Just in view of the double universal covering provided by $SU(2)$, $SO(3)$ must a quotient of $SU(2)$ with respect to a central discrete normal subgroup with two elements. This is consequence of a general property of universal covering Lie groups:

If $\pi: \tilde{G} \to G$ is the universal covering Lie-group homomorphism, the kernel $H$ of $\pi$ is a discrete normal central subgroup of the universal covering $\tilde{G}$ of $G= \tilde{G}/H$, and $H$ is isomorphic to the fundamental group of $G$, i.e. $\pi_1(G)$ (wich, for Lie groups, is Abelian) .
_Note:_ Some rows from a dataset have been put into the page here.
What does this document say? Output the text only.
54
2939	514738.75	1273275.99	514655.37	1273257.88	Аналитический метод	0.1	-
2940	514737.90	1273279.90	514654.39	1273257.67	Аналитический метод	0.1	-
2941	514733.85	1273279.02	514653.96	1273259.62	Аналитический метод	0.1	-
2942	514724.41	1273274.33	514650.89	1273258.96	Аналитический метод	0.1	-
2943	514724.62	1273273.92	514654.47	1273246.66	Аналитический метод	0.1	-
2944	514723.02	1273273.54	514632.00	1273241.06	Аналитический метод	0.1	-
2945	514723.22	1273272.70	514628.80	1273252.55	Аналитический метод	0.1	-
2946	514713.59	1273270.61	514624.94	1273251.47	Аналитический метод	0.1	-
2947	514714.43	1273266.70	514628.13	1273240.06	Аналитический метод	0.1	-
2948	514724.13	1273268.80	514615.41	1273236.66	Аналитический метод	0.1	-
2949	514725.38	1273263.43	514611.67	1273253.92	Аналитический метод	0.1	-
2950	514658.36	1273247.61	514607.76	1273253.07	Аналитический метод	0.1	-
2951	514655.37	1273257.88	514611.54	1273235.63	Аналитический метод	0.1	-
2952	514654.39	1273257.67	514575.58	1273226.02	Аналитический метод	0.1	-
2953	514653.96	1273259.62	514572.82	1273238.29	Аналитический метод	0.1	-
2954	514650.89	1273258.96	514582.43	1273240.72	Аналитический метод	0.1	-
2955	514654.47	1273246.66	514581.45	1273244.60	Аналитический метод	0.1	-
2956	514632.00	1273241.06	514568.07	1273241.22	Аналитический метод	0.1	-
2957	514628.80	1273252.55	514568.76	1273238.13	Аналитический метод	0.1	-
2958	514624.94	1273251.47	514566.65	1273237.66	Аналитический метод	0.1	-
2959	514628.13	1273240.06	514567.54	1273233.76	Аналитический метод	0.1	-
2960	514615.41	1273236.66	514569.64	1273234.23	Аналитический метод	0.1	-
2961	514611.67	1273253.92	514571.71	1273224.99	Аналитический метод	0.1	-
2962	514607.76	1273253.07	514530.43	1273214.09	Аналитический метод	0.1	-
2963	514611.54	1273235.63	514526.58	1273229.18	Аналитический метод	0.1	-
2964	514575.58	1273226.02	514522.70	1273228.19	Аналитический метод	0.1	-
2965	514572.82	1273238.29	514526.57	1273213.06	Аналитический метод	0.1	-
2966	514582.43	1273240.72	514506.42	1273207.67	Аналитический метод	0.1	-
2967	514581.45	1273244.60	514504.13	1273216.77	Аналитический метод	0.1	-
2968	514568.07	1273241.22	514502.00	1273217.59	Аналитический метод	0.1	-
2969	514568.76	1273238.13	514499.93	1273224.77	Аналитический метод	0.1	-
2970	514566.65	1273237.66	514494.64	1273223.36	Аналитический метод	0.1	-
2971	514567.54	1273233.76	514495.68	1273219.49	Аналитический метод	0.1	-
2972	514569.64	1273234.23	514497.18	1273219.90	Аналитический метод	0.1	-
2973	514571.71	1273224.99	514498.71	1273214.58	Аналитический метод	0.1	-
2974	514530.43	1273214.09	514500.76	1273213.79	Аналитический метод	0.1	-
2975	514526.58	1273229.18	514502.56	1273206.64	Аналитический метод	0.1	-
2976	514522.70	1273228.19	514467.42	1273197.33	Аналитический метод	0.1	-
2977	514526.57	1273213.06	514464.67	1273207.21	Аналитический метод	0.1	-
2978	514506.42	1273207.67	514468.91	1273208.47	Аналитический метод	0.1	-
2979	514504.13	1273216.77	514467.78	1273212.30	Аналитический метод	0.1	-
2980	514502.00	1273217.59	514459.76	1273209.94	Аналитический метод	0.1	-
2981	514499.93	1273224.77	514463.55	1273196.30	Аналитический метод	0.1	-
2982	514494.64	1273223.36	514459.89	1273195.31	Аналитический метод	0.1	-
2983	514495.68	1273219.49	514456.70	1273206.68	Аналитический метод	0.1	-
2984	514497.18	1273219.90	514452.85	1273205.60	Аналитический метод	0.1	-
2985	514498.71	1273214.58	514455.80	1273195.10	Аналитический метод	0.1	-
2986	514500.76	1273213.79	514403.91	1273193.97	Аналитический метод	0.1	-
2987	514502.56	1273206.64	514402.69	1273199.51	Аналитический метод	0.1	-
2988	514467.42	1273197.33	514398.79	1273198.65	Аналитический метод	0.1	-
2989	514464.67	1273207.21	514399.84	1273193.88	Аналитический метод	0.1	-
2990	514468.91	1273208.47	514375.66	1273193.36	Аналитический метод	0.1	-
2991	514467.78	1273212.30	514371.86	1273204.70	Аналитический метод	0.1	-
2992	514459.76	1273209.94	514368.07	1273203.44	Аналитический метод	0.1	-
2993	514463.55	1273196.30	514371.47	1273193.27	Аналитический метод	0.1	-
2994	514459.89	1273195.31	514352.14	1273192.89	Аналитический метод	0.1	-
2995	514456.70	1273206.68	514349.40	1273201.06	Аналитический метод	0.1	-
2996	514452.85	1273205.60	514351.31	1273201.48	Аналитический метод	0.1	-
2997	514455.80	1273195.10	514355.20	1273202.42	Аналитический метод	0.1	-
One element of that subgroup must be $I$ (since a group includes the neutral element). The other, $J$, must verify $JJ=I$ and thus $J=J^{-1}= J^\dagger$. By direct inspection one sees that in $SU(2)$ it is only possible for $J= -I$. So $SO(3) = SU(2)/\{I,-I\}$.

Notice that $\{I,-I\} = \{e^{i4\pi \vec{n}\cdot \vec{\sigma}/2 }, e^{i2\pi \vec{n}\cdot \vec{\sigma}/2 }\}$ stays in the center of $SU(2)$, namely the elements of this subgroup commute with all of the elements of $SU(2)$. Moreover $\{I,-I\}=: \mathbb Z_2$ is just the first homotopy group of $SO(3)$ as it must be in view of the general statement I quoted above.

A unitary representations of $SO(3)$ is also a representation of $SU(2)$ through the projection Lie group homomorphism $\pi: SU(2) \to SU(2)/\{I,-I\} = SO(3)$. So, studying unitary reps of $SU(2)$ covers the whole class of unitary reps of $SO(3)$. Let us study those reps.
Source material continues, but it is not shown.